Clearcut and re-seed forests

Action Link
Bird Conservation

Thin trees within forests

Action Link
Bird Conservation

Use prescribed burning on pine forests

Action Link
Bird Conservation

Manually control or remove midstorey and ground-level vegetation (including mowing, chaining, cutting etc) in forests

Action Link
Bird Conservation
  1. Clearcut and re-seed forests

    A replicated study in 1995-1996 in pine Pinus spp. savanna in South Carolina, USA (Krementz & Christie 1999), found that stands managed for red-cockaded woodpeckers Picoides borealis held fewer scrub-successional species than stands where non-native pines were removed and replanted with longleaf pines Pinus palustris (31-36 species in managed stands vs. 54-55 in replanted stands). However, no differences in survival rates were apparent for Bachman's sparrow Aimophila aestivalis (a near-threatened species), indigo bunting Passerina cyanea, and combined scrub-successional birds between stand types. Management for woodpeckers involved tree thinning, midstory tree removal and burning.

     

  2. Thin trees within forests

    A replicated study in 1995-1996 in pine savanna in South Carolina, USA (Krementz & Christie 1999), found that there were fewer scrub-successional species in stands managed for red-cockaded woodpeckers (including tree thinning) than in stands which were clearcut to remove non-native pines and replanted with longleaf pines Pinus palustris.
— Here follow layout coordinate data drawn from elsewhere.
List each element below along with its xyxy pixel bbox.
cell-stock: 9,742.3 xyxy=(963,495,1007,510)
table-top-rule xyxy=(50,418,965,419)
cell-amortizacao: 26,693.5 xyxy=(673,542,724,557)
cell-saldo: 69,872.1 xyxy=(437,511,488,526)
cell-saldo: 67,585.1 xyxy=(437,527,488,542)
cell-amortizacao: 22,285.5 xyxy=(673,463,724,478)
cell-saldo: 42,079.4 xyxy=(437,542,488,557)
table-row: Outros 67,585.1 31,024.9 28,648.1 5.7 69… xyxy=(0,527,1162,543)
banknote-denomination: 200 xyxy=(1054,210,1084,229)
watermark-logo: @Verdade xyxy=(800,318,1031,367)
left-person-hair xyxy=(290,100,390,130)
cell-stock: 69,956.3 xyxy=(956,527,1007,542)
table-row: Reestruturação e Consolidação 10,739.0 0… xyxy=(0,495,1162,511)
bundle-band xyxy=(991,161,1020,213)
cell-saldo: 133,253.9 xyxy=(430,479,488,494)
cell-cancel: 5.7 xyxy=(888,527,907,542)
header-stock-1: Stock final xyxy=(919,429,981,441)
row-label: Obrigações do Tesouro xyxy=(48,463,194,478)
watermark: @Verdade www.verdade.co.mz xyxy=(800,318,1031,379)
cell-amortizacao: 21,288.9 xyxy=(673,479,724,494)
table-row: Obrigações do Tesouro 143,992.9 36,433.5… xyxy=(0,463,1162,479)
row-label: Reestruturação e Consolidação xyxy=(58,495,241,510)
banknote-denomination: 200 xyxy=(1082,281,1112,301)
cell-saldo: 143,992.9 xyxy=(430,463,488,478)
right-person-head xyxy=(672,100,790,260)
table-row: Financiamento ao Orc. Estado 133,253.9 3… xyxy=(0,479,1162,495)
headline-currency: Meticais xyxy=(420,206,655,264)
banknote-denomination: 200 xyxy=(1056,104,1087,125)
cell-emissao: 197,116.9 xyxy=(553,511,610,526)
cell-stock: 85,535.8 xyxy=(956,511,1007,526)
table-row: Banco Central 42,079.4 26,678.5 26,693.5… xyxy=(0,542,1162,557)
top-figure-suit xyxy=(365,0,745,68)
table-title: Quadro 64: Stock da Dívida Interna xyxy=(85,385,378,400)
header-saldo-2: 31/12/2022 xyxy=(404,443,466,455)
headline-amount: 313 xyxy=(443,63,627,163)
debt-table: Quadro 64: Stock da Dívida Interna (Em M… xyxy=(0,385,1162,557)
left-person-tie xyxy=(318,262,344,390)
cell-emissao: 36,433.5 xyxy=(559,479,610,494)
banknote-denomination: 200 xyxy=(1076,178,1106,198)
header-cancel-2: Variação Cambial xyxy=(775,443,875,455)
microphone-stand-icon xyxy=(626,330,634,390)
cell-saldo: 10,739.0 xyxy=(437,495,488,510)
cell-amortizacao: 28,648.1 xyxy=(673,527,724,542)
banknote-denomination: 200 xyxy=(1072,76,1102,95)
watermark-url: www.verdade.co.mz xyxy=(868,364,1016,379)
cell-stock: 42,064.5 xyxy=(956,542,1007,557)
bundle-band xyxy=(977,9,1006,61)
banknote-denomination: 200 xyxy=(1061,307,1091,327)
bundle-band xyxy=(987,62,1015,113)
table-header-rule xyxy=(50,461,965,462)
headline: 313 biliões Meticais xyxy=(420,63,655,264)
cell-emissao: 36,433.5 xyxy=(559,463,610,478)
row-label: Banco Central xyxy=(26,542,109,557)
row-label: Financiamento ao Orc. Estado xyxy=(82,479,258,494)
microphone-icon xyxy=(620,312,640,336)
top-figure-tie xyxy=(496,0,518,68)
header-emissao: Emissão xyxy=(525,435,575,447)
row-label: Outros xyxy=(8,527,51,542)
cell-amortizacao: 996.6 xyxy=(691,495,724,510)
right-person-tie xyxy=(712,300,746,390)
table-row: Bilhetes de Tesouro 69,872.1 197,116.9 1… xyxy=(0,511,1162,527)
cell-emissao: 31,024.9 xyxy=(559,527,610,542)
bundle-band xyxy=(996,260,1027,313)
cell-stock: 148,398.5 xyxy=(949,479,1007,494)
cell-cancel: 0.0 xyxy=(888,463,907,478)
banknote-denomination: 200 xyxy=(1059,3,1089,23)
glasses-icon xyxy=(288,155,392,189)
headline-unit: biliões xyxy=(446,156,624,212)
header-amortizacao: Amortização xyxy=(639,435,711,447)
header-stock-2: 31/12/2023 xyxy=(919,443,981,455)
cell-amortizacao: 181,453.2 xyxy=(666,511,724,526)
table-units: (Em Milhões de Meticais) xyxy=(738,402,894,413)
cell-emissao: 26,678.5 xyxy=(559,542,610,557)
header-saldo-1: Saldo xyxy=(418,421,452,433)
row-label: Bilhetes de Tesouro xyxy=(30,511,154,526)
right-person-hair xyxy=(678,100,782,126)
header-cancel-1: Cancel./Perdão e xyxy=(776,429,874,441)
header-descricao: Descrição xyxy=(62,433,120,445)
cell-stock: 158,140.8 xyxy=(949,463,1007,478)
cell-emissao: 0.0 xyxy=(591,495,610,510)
This study is discussed in detail in ‘Clearcut and re-seed forests’.

     

  3. Use prescribed burning on pine forests

    A replicated study in 1995-1996 in pine savanna in South Carolina, USA (Krementz & Christie 1999), found that there were fewer scrub-successional species in stands managed for red-cockaded woodpeckers (including prescribed burning) than in stands which were clearcut to remove non-native pines and replanted with longleaf pines Pinus palustris. This study is discussed in detail in ‘Clearcut and re-seed forests’.

     

  4. Manually control or remove midstorey and ground-level vegetation (including mowing, chaining, cutting etc) in forests

    A replicated study in 1995-1996 in pine savanna in South Carolina, USA (Krementz & Christie 1999), found that there were fewer scrub-successional species in stands managed for red-cockaded woodpeckers (including midstorey thinning) than in stands which were clearcut to remove non-native pines and replanted with longleaf pines Pinus palustris. This study is discussed in ‘Clearcut and re-seed forests’.